I called for Buyantu and Biliktu, and told them to see the visitor to the door. They accompanied her ungraciously, with frowning brows and curled lips, so, when they returned, I spoke to them severely.
“Your superiority of manner is less than mannerly, and it ill becomes you, my dears. I know you to be of only twenty-two-karat valuation. The lady you have so grudgingly attended is, in my estimation, of a perfect twenty-four. Now, Buyantu, you go and present my compliments to the Lady Chao Ku-an, and say that Marco Polo requests an appointment to call upon her.”
When she left, and Biliktu flounced off to sulk in some other room, I went and took one more disappointed look at my jar full of huo-yao sludge. Clearly, those fifty liang of the flaming powder were now ruined beyond salvage. So I set the jar aside, picked up the remaining basket and contemplated the contents of that. After a while, I began very carefully to pick out from the mixture some grains of the saltpeter. When I had a dozen or so of the white specks, I lightly moistened the end of an ivory fan handle. I picked up the saltpeter with that, and idly held it in the flame of a nearby candle. The grains instantly melted into a glaze on the ivory. I gave that some thought. The Firemaster had been right about wetting the powder, and he had warned me not to try baking it. But suppose I set a pot of the huo-yao on a low fire, not very hot, so that its integral saltpeter melted and thereby held the whole together … ? My meditations were interrupted by the return of Buyantu, reporting that the Lady Chao would see me that very moment.
I went, and I introduced myself, “Marco Polo, my lady,” and I made a proper ko-tou.
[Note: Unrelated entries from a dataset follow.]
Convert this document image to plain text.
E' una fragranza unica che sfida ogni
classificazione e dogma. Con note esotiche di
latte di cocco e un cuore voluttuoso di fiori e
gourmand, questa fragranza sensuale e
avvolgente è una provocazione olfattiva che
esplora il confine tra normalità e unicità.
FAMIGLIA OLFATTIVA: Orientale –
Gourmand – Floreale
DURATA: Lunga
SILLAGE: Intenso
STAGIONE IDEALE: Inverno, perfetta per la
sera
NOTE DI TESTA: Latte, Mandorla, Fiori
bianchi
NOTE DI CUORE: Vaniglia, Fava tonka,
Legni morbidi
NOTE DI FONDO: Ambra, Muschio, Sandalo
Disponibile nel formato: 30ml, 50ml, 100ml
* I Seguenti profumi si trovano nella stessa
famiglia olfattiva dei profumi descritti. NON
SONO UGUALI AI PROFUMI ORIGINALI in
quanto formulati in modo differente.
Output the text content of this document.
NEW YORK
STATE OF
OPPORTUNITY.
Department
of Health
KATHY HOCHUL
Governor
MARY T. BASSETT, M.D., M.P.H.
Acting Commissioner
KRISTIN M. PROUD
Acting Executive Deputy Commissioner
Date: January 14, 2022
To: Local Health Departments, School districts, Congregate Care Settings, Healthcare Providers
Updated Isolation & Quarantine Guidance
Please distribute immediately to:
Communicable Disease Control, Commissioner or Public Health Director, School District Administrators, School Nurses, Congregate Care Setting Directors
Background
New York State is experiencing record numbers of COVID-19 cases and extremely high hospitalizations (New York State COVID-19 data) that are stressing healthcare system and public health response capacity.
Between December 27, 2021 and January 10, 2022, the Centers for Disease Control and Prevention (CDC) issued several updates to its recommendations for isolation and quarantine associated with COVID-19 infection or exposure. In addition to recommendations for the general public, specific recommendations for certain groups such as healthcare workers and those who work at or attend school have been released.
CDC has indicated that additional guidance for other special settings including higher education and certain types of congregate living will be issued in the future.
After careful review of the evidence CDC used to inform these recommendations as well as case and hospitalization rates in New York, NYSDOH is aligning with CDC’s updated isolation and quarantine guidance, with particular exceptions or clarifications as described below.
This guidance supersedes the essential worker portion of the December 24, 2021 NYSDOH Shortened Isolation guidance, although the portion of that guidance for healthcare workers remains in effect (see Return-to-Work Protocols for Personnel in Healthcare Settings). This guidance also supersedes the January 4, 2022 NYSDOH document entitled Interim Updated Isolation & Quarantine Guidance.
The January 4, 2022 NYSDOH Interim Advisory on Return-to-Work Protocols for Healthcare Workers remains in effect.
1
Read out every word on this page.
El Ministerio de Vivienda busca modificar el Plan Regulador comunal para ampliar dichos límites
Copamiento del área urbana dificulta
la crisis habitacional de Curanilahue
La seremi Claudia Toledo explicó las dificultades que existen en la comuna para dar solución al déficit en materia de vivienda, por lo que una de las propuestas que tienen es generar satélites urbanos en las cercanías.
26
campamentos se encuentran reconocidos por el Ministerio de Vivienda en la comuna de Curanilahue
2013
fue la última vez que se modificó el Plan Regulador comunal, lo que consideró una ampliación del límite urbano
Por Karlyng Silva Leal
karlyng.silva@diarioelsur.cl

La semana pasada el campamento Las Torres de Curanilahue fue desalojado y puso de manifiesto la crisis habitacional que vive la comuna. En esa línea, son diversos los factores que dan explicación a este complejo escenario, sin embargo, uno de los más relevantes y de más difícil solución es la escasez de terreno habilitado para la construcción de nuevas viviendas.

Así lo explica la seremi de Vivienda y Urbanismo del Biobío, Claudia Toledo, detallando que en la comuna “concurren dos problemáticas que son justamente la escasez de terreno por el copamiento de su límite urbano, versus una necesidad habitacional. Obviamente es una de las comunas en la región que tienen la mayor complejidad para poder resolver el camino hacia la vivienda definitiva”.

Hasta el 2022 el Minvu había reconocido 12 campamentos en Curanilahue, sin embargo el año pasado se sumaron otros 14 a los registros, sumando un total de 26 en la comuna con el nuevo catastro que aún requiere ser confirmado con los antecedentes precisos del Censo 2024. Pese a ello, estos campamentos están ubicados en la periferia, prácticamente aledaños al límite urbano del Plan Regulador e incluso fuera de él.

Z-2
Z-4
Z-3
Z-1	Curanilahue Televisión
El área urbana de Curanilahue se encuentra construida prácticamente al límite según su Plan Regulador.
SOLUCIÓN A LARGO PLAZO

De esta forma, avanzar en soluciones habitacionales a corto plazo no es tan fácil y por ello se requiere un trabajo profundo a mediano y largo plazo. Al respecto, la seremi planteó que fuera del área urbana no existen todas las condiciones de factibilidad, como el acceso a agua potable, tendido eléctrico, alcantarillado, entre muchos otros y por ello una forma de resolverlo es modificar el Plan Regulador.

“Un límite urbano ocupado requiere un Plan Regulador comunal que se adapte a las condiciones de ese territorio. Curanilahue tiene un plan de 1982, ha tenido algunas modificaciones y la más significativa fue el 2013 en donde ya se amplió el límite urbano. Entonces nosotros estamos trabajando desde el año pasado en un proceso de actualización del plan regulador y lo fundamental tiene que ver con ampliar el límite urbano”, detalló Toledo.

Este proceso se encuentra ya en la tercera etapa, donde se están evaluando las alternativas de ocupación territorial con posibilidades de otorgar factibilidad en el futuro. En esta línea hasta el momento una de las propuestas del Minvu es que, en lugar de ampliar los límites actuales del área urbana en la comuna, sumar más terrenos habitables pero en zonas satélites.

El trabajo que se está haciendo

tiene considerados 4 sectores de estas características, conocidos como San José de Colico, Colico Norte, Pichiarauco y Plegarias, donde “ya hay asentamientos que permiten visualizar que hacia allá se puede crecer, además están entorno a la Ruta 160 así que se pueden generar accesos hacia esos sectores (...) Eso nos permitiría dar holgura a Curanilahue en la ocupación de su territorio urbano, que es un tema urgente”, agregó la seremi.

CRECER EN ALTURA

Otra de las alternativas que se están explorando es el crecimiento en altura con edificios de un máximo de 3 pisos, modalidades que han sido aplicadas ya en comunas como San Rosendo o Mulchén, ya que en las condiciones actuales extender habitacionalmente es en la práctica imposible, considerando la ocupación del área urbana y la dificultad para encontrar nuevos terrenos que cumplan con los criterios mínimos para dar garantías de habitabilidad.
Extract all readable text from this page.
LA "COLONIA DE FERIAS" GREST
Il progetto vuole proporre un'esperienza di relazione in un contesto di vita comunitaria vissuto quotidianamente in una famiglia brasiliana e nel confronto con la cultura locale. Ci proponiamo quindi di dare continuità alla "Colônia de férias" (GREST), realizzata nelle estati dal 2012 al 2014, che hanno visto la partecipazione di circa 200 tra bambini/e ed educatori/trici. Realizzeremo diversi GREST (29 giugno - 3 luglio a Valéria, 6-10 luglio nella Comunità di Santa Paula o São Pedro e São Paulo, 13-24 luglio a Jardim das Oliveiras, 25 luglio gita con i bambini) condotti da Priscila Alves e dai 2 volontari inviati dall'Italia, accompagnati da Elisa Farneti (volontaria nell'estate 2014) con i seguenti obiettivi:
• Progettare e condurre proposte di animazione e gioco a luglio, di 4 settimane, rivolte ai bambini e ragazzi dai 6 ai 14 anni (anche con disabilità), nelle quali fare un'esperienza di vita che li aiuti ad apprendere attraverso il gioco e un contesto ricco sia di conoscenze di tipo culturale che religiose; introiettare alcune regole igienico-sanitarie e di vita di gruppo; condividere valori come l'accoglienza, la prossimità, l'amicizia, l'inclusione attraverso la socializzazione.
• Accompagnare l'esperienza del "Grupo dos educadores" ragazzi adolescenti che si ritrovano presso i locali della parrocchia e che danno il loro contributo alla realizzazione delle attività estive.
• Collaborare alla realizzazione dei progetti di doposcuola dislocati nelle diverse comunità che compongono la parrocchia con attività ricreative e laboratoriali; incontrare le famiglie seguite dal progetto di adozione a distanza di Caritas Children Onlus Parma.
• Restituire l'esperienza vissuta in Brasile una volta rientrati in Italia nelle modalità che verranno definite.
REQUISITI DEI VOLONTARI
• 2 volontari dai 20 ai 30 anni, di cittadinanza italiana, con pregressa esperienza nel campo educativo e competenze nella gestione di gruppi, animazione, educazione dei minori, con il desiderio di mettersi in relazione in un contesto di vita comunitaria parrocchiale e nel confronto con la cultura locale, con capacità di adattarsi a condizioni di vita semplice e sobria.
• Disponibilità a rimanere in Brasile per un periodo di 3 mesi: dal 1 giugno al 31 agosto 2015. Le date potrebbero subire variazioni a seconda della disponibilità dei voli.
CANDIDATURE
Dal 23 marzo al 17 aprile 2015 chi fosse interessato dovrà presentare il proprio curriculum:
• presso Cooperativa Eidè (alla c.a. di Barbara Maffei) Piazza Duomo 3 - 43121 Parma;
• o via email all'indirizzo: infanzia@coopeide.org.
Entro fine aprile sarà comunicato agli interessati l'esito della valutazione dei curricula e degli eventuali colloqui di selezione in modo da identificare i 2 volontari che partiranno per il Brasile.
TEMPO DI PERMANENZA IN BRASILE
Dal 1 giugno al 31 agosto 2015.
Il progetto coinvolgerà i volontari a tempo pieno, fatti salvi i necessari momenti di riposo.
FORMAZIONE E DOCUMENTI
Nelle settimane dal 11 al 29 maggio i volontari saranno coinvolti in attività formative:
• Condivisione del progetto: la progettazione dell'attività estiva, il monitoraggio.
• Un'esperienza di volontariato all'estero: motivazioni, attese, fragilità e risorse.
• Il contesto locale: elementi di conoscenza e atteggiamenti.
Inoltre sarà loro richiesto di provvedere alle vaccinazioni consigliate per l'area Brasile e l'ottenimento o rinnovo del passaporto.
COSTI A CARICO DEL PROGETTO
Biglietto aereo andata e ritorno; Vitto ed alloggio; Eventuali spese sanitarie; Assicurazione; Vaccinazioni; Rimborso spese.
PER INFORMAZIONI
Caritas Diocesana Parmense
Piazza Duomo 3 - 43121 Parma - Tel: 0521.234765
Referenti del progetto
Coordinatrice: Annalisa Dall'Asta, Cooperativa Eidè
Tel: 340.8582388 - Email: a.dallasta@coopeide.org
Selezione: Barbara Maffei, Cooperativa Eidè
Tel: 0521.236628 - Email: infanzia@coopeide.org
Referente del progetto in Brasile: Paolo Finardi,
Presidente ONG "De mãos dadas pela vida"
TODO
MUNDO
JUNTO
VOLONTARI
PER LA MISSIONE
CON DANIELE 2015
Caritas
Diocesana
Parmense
“My lord husband has spoken of you,” she said, indicating that I should rise by giving me a playful nudge with a bare foot. Her hands were occupied in playing with an ivory ball, as her husband had done, for the suppling of the fingers.
As I stood, she went on, “I wondered when you would deign to call upon this lowly female courtier.” Her voice was as musical as wind chimes, but seemed somehow just as devoid of any human agency in the making of that music. “Would you wish to discuss my titular office, or my real work? Or my pastimes in between?”
That last was said with a leer. Lady Chao evidently and correctly assumed that, like everyone else, I had heard of her gluttonous appetite for men. I will confess that I was briefly tempted to join her cupboard of morsels. She was about my own age and would have been fetchingly beautiful if she had not had her eyebrows plucked entirely off and her delicate features coated with a dead-white powder. I was, as always, curious to discover what was beneath the rich silk robes—in this case, especially, because I had not yet lain with a woman of the Han race. But I restrained my curiosity and said:
“None of those today, my lady, if you please. I come on a different—”
“Ah, a bashful one,” she said, and changed her leer to a simper. “Let us begin, then, by talking of your favorite pastimes.”
“On some other occasion, perhaps, Lady Chao. I would speak today of your female slave named Mar-Janah.”
“Aiya!” she exclaimed, which is the Han equivalent of “vakh!” She sat abruptly upright on her couch, and she frowned—and a frown is very unpleasant to look at when it is done without eyebrows—and she snapped, “You find that Turki wench more appealing than I am?”